A 24-year-old man was on Monday sentenced to five years in prison after having been found guilty of illegally smuggling people into Cyprus.

He had been arrested on April 13 last year, with the police saying he had captained an “overloaded vessel” and “aided and abetted” the arrival on the island of a number of irregular migrants, one of whom had already had their asylum claim in Cyprus rejected.

His boat’s arrival came amid a wave of migrant arrivals on the island, with the previous day having seen 141 irregular migrants138 of whom are of Syrian origin, arrive on the island.

Those arrivals come as good sailing weather allowed for over 800 irregular migrants to arrive on the island in the first few days of that month, while people had been arriving on the island in great number throughout the spring of 2024.

The number of irregular migrants arriving on the island has since subsided, with a €1 billion financial support package from the European Union to Lebanon signed in May having gone some way to increasing Lebanon’s capacity to house refugees and prevent them from travelling across the Levantine Sea to Cyprus.

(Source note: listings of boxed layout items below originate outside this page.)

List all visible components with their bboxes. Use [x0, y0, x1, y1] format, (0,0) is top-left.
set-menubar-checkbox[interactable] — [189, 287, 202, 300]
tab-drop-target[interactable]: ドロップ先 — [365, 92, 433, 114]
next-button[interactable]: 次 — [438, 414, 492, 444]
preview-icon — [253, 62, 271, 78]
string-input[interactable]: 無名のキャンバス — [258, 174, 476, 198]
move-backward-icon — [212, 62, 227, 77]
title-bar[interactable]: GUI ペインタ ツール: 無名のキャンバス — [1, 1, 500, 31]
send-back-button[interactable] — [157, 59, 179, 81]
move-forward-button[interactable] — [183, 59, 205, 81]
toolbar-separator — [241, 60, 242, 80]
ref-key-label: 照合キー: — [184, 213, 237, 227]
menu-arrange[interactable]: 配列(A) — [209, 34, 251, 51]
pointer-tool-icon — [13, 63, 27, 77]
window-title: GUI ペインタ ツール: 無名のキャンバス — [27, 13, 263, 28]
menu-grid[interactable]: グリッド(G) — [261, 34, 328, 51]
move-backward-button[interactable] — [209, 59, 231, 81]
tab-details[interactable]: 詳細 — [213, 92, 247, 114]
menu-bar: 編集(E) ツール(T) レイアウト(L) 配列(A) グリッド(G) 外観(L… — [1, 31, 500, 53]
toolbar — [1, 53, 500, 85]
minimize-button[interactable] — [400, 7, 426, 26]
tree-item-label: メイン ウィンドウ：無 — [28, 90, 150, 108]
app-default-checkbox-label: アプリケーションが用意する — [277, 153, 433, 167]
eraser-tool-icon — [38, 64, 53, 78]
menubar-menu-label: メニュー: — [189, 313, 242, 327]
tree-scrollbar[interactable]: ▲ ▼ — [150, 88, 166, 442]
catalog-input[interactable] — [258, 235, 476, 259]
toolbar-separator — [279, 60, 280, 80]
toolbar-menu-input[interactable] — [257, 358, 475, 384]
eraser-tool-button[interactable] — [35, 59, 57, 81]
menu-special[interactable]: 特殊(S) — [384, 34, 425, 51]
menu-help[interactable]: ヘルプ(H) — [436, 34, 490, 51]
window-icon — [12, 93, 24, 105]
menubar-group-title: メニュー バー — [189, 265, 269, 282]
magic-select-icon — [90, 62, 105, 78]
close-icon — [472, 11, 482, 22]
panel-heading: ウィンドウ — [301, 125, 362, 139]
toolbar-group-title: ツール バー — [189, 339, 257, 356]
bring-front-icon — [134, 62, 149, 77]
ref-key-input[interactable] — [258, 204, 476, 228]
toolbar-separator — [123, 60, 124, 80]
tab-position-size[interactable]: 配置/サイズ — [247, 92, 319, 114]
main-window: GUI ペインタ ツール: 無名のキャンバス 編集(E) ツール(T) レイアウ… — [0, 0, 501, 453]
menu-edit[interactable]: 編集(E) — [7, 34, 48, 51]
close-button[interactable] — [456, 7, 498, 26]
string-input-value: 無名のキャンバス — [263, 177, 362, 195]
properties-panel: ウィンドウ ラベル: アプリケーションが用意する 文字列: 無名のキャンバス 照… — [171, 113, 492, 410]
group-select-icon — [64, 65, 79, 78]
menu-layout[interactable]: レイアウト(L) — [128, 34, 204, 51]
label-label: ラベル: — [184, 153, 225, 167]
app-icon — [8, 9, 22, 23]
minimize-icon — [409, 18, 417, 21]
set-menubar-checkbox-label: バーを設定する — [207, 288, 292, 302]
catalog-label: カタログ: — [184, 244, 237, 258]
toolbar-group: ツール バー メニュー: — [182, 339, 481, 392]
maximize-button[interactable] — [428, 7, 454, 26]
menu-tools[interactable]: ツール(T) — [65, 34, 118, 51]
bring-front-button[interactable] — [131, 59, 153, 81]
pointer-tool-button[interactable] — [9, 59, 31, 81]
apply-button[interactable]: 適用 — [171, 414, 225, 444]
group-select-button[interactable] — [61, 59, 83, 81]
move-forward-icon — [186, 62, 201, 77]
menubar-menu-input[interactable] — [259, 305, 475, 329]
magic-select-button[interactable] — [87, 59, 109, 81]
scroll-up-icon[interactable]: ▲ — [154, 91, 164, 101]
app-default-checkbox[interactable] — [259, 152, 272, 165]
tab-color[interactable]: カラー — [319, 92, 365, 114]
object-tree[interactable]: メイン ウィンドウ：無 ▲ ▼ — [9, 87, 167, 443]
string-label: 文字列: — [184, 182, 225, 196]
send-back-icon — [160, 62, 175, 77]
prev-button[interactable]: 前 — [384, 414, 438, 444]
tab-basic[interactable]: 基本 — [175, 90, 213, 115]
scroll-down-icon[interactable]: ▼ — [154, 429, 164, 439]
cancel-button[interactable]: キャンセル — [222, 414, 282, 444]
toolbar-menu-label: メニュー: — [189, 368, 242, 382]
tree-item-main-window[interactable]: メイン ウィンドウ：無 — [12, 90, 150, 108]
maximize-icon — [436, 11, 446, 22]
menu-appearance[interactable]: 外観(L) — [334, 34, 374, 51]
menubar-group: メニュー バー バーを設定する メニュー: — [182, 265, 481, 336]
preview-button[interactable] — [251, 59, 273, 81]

Meanwhile, for much of last year, one of the Cypriot government’s flagship policies related to the issue was plans to have some regions of Syria declared safeto return migrants.

However, that plan was scuppered by the European Court of Justice in October, with the court specifying that the designation of a third country as a safe country of origin must cover the country’s entire territory.

Since then, Syria’s dictator Bashar al-Assad has been overthrown and replaced by Ahmed al-Sharaa, with it hoped that the new status quo in Syria may offer more stability and thus naturally bring the number of migrants down.

Earlier this year, Cypriot Foreign Minister Constantinos Kombos visited Damascus to meet both al-Sharaa and his Foreign Minister Asaad al-Shaibani with the aim of building ties, though President Nikos Christodoulides last week insisted that any lifting of international sanctions on the country will not be permanent.